From: Tejun Heo <tj@xxxxxxxxxx>
Date: Thu, 24 Oct 2019 13:50:27 -0700

> sk_page_frag() optimizes skb_frag allocations by using per-task
> skb_frag cache when it knows it's the only user. The condition is
> determined by seeing whether the socket allocation mask allows
> blocking - if the allocation may block, it obviously owns the task's
> context and ergo exclusively owns current->task_frag.
> Unfortunately, this misses recursion through memory reclaim path.
> Please take a look at the following backtrace.
> In [0], tcp_send_msg_locked() was using current->page_frag when it
> called sk_wmem_schedule(). It already calculated how many bytes can
> be fit into current->page_frag. Due to memory pressure,
> sk_wmem_schedule() called into memory reclaim path which called into
> xfs and then IO issue path.
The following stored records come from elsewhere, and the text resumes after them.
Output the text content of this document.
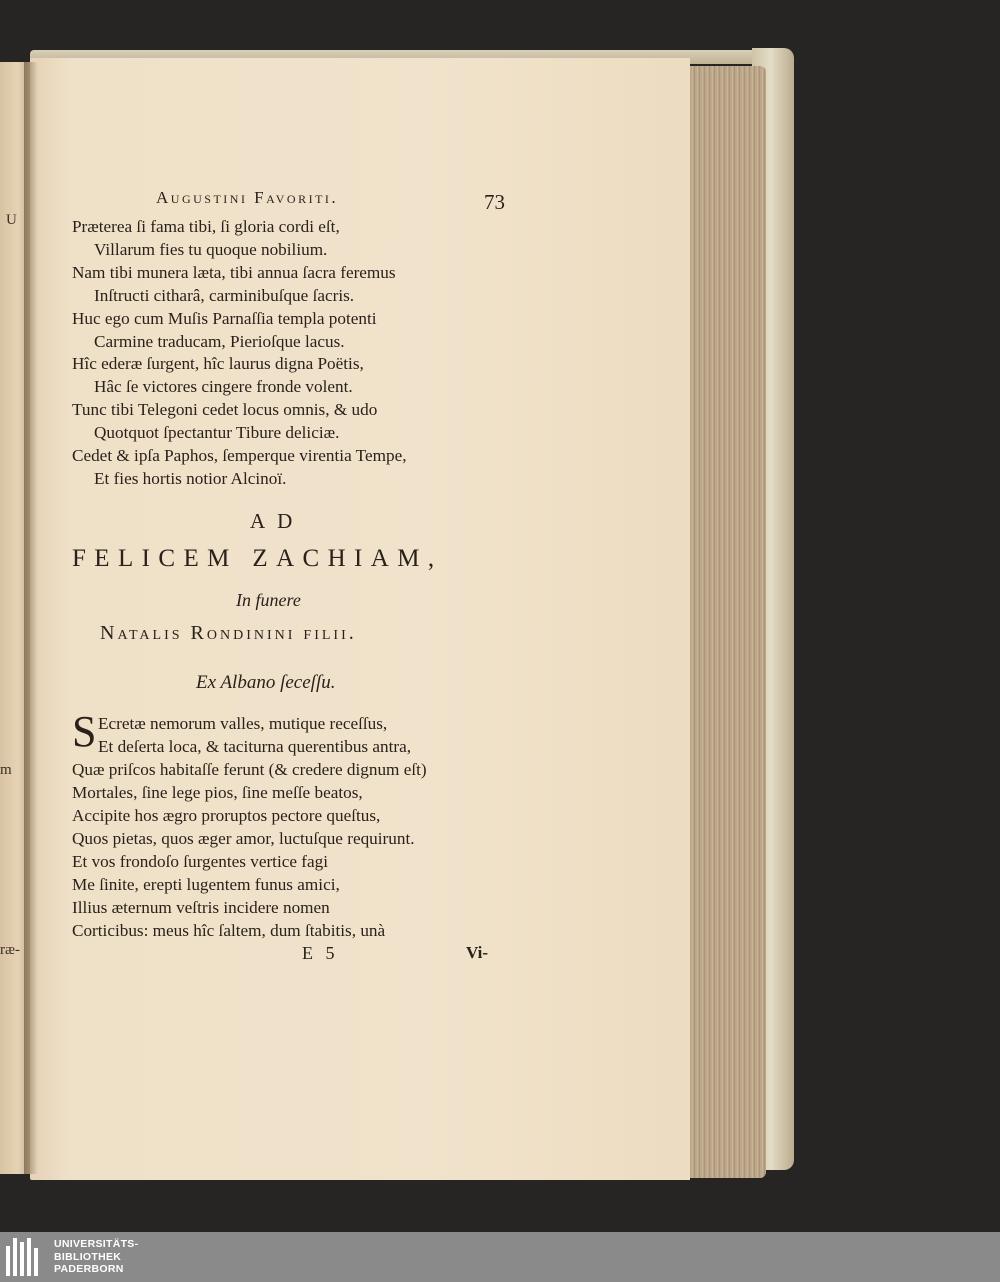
U
m
ræ-
Augustini Favoriti.	73
Præterea ſi fama tibi, ſi gloria cordi eſt,
Villarum fies tu quoque nobilium.
Nam tibi munera læta, tibi annua ſacra feremus
Inſtructi citharâ, carminibuſque ſacris.
Huc ego cum Muſis Parnaſſia templa potenti
Carmine traducam, Pierioſque lacus.
Hîc ederæ ſurgent, hîc laurus digna Poëtis,
Hâc ſe victores cingere fronde volent.
Tunc tibi Telegoni cedet locus omnis, & udo
Quotquot ſpectantur Tibure deliciæ.
Cedet & ipſa Paphos, ſemperque virentia Tempe,
Et fies hortis notior Alcinoï.
AD
FELICEM ZACHIAM,
In funere
Natalis Rondinini filii.
Ex Albano ſeceſſu.
S Ecretæ nemorum valles, mutique receſſus,
Et deſerta loca, & taciturna querentibus antra,
Quæ priſcos habitaſſe ferunt (& credere dignum eſt)
Mortales, ſine lege pios, ſine meſſe beatos,
Accipite hos ægro proruptos pectore queſtus,
Quos pietas, quos æger amor, luctuſque requirunt.
Et vos frondoſo ſurgentes vertice fagi
Me ſinite, erepti lugentem funus amici,
Illius æternum veſtris incidere nomen
Corticibus: meus hîc ſaltem, dum ſtabitis, unà
E 5	Vi-
UNIVERSITÄTS-
BIBLIOTHEK
PADERBORN
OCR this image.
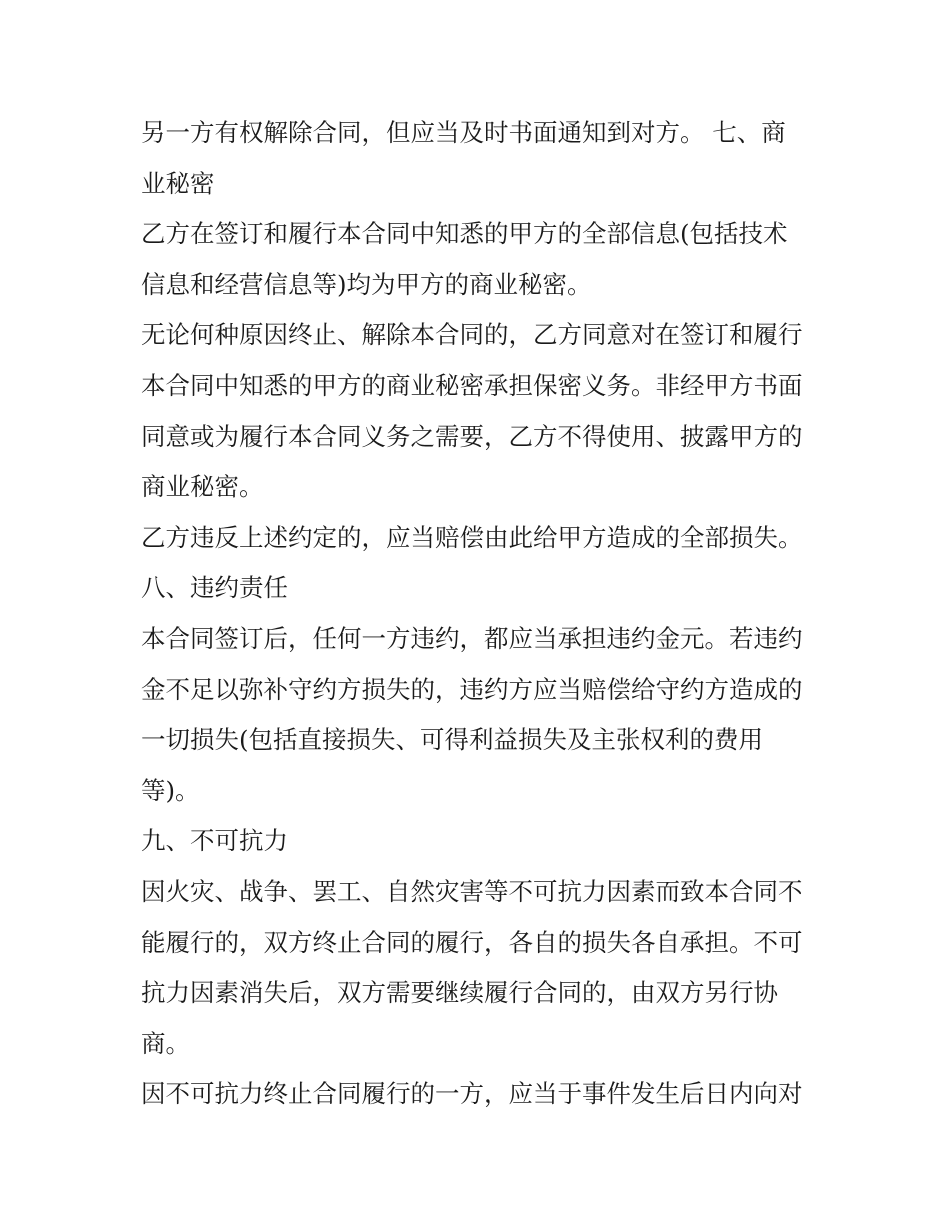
另一方有权解除合同，但应当及时书面通知到对方。 七、商
业秘密
乙方在签订和履行本合同中知悉的甲方的全部信息(包括技术
信息和经营信息等)均为甲方的商业秘密。
无论何种原因终止、解除本合同的，乙方同意对在签订和履行
本合同中知悉的甲方的商业秘密承担保密义务。非经甲方书面
同意或为履行本合同义务之需要，乙方不得使用、披露甲方的
商业秘密。
乙方违反上述约定的，应当赔偿由此给甲方造成的全部损失。
八、违约责任
本合同签订后，任何一方违约，都应当承担违约金元。若违约
金不足以弥补守约方损失的，违约方应当赔偿给守约方造成的
一切损失(包括直接损失、可得利益损失及主张权利的费用
等)。
九、不可抗力
因火灾、战争、罢工、自然灾害等不可抗力因素而致本合同不
能履行的，双方终止合同的履行，各自的损失各自承担。不可
抗力因素消失后，双方需要继续履行合同的，由双方另行协
商。
因不可抗力终止合同履行的一方，应当于事件发生后日内向对
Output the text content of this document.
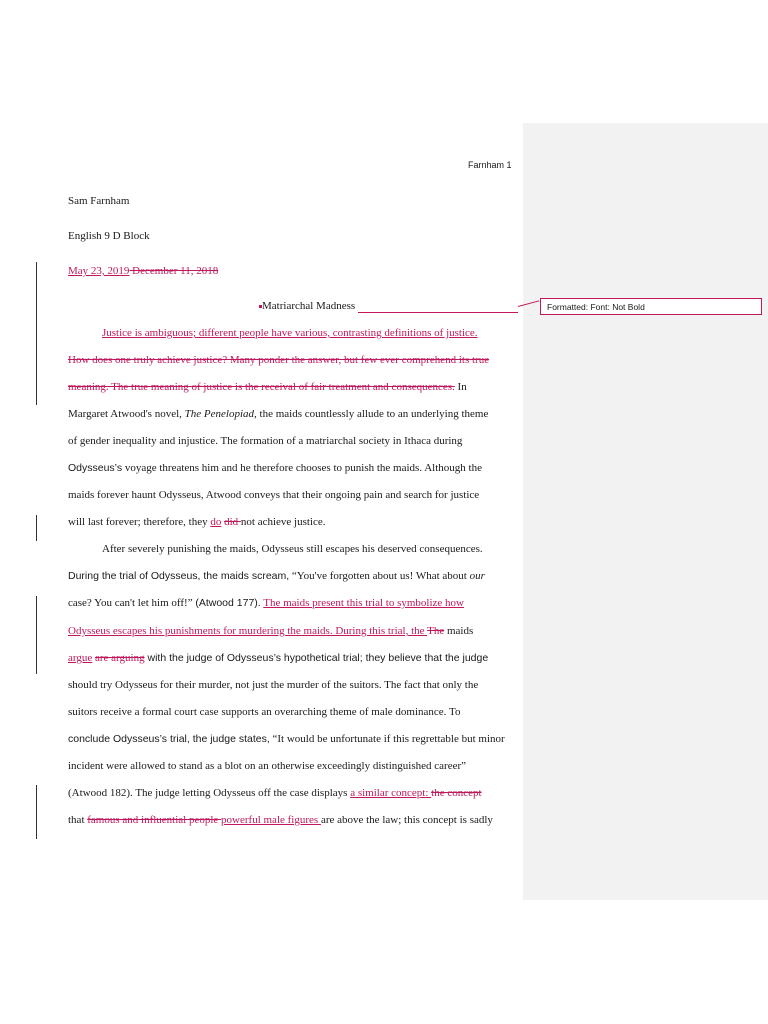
Farnham 1
Sam Farnham
English 9 D Block
May 23, 2019 December 11, 2018
Matriarchal Madness	Formatted: Font: Not Bold
Justice is ambiguous; different people have various, contrasting definitions of justice.
How does one truly achieve justice? Many ponder the answer, but few ever comprehend its true
meaning. The true meaning of justice is the receival of fair treatment and consequences. In
Margaret Atwood's novel, The Penelopiad, the maids countlessly allude to an underlying theme
of gender inequality and injustice. The formation of a matriarchal society in Ithaca during
Odysseus’s voyage threatens him and he therefore chooses to punish the maids. Although the
maids forever haunt Odysseus, Atwood conveys that their ongoing pain and search for justice
will last forever; therefore, they do did not achieve justice.
After severely punishing the maids, Odysseus still escapes his deserved consequences.
During the trial of Odysseus, the maids scream, “You've forgotten about us! What about our
case? You can't let him off!” (Atwood 177). The maids present this trial to symbolize how
Odysseus escapes his punishments for murdering the maids. During this trial, the The maids
argue are arguing with the judge of Odysseus’s hypothetical trial; they believe that the judge
should try Odysseus for their murder, not just the murder of the suitors. The fact that only the
suitors receive a formal court case supports an overarching theme of male dominance. To
conclude Odysseus’s trial, the judge states, “It would be unfortunate if this regrettable but minor
incident were allowed to stand as a blot on an otherwise exceedingly distinguished career”
(Atwood 182). The judge letting Odysseus off the case displays a similar concept: the concept
that famous and influential people powerful male figures are above the law; this concept is sadly
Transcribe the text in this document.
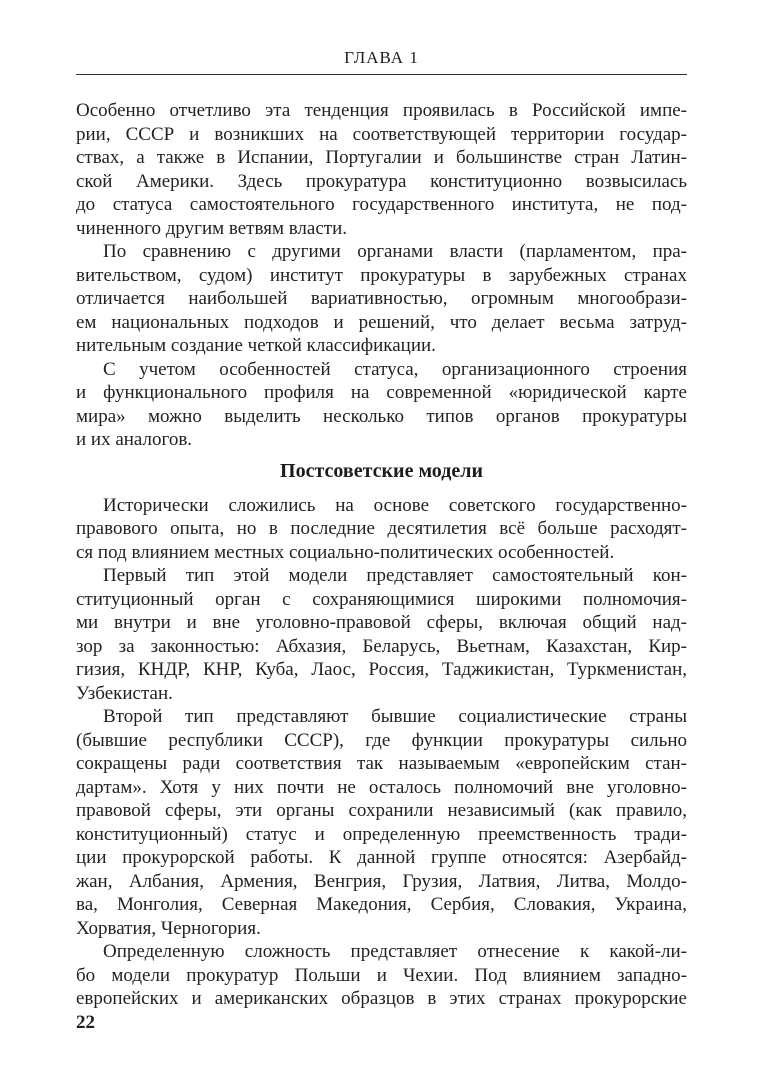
ГЛАВА 1
Особенно отчетливо эта тенденция проявилась в Российской импе-
рии, СССР и возникших на соответствующей территории государ-
ствах, а также в Испании, Португалии и большинстве стран Латин-
ской Америки. Здесь прокуратура конституционно возвысилась
до статуса самостоятельного государственного института, не под-
чиненного другим ветвям власти.
По сравнению с другими органами власти (парламентом, пра-
вительством, судом) институт прокуратуры в зарубежных странах
отличается наибольшей вариативностью, огромным многообрази-
ем национальных подходов и решений, что делает весьма затруд-
нительным создание четкой классификации.
С учетом особенностей статуса, организационного строения
и функционального профиля на современной «юридической карте
мира» можно выделить несколько типов органов прокуратуры
и их аналогов.
Постсоветские модели
Исторически сложились на основе советского государственно-
правового опыта, но в последние десятилетия всё больше расходят-
ся под влиянием местных социально-политических особенностей.
Первый тип этой модели представляет самостоятельный кон-
ституционный орган с сохраняющимися широкими полномочия-
ми внутри и вне уголовно-правовой сферы, включая общий над-
зор за законностью: Абхазия, Беларусь, Вьетнам, Казахстан, Кир-
гизия, КНДР, КНР, Куба, Лаос, Россия, Таджикистан, Туркменистан,
Узбекистан.
Второй тип представляют бывшие социалистические страны
(бывшие республики СССР), где функции прокуратуры сильно
сокращены ради соответствия так называемым «европейским стан-
дартам». Хотя у них почти не осталось полномочий вне уголовно-
правовой сферы, эти органы сохранили независимый (как правило,
конституционный) статус и определенную преемственность тради-
ции прокурорской работы. К данной группе относятся: Азербайд-
жан, Албания, Армения, Венгрия, Грузия, Латвия, Литва, Молдо-
ва, Монголия, Северная Македония, Сербия, Словакия, Украина,
Хорватия, Черногория.
Определенную сложность представляет отнесение к какой-ли-
бо модели прокуратур Польши и Чехии. Под влиянием западно-
европейских и американских образцов в этих странах прокурорские
22
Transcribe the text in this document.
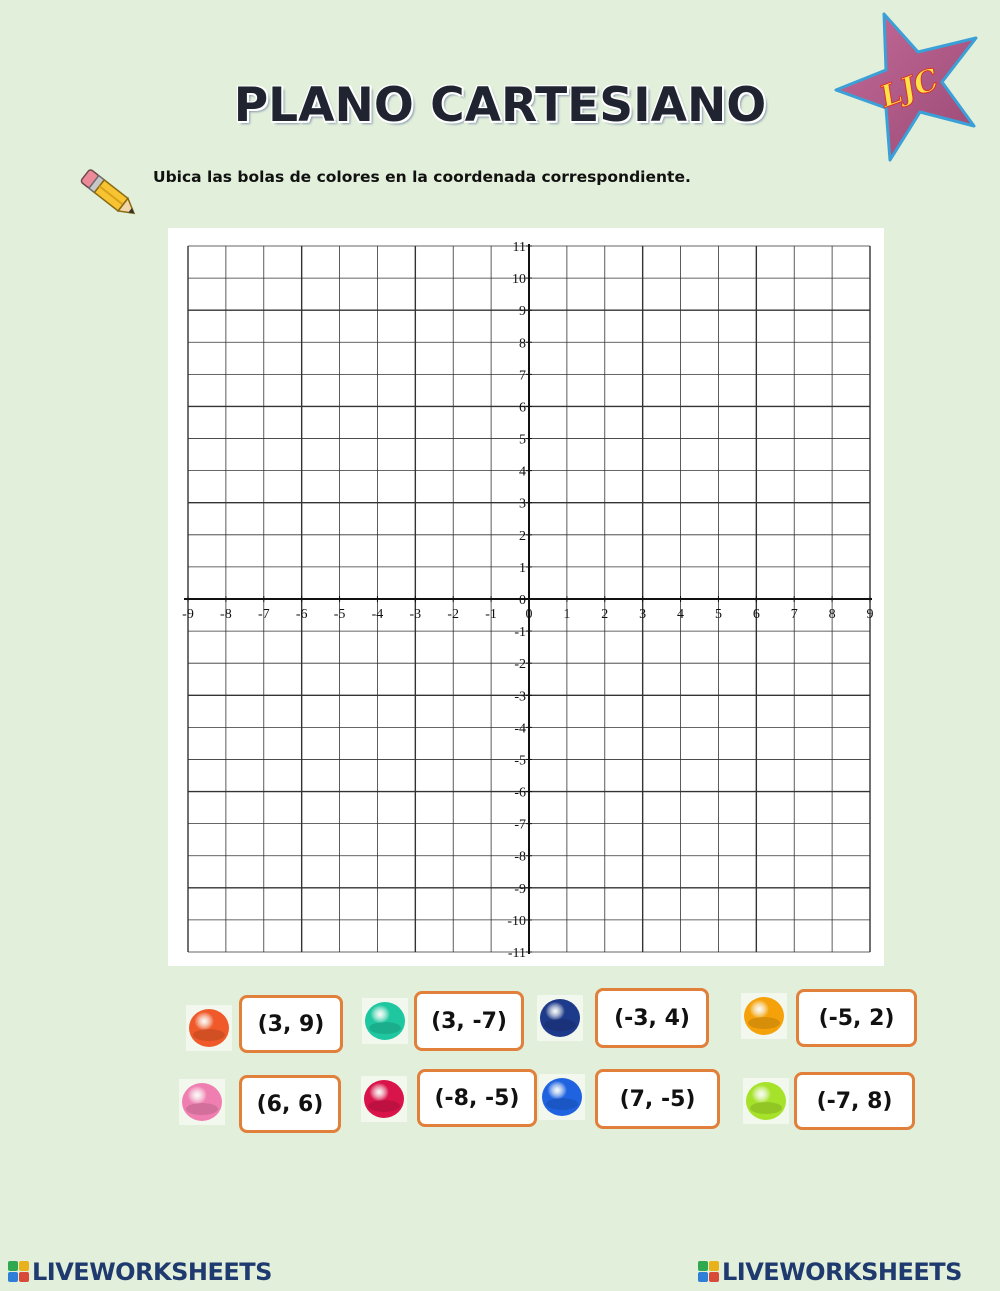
PLANO CARTESIANO	LJC
Ubica las bolas de colores en la coordenada correspondiente.
-9 -8 -7 -6 -5 -4 -3 -2 -1 0 1 2 3 4 5 6 7 8 9
11
10
9
8
7
6
5
4
3
2
1
0
-1
-2
-3
-4
-5
-6
-7
-8
-9
-10
-11
(3, 9)	(3, -7)	(-3, 4)	(-5, 2)
(6, 6)	(-8, -5)	(7, -5)	(-7, 8)
LIVEWORKSHEETS	LIVEWORKSHEETS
Because the filesystem in question is
> backed by nbd, the control goes back into the tcp layer - back into
> tcp_sendmsg_locked().
> nbd sets sk_allocation to (GFP_NOIO | __GFP_MEMALLOC) which makes
> sense - it's in the process of freeing memory and wants to be able to,
> e.g., drop clean pages to make forward progress. However, this
> confused sk_page_frag() called from [2]. Because it only tests
> whether the allocation allows blocking which it does, it now thinks
> current->page_frag can be used again although it already was being
> used in [0].
> After [2] used current->page_frag, the offset would be increased by
> the used amount. When the control returns to [0],
> current->page_frag's offset is increased and the previously calculated
> number of bytes now may overrun the end of allocated memory leading to
> silent memory corruptions.
> Fix it by adding gfpflags_normal_context() which tests sleepable &&
> !reclaim and use it to determine whether to use current->task_frag.
> v2: Eric didn't like gfp flags being tested twice. Introduce a new
> helper gfpflags_normal_context() and combine the two tests.
> Signed-off-by: Tejun Heo <tj@xxxxxxxxxx>

Applied and queued up for -stable, thanks Tejun.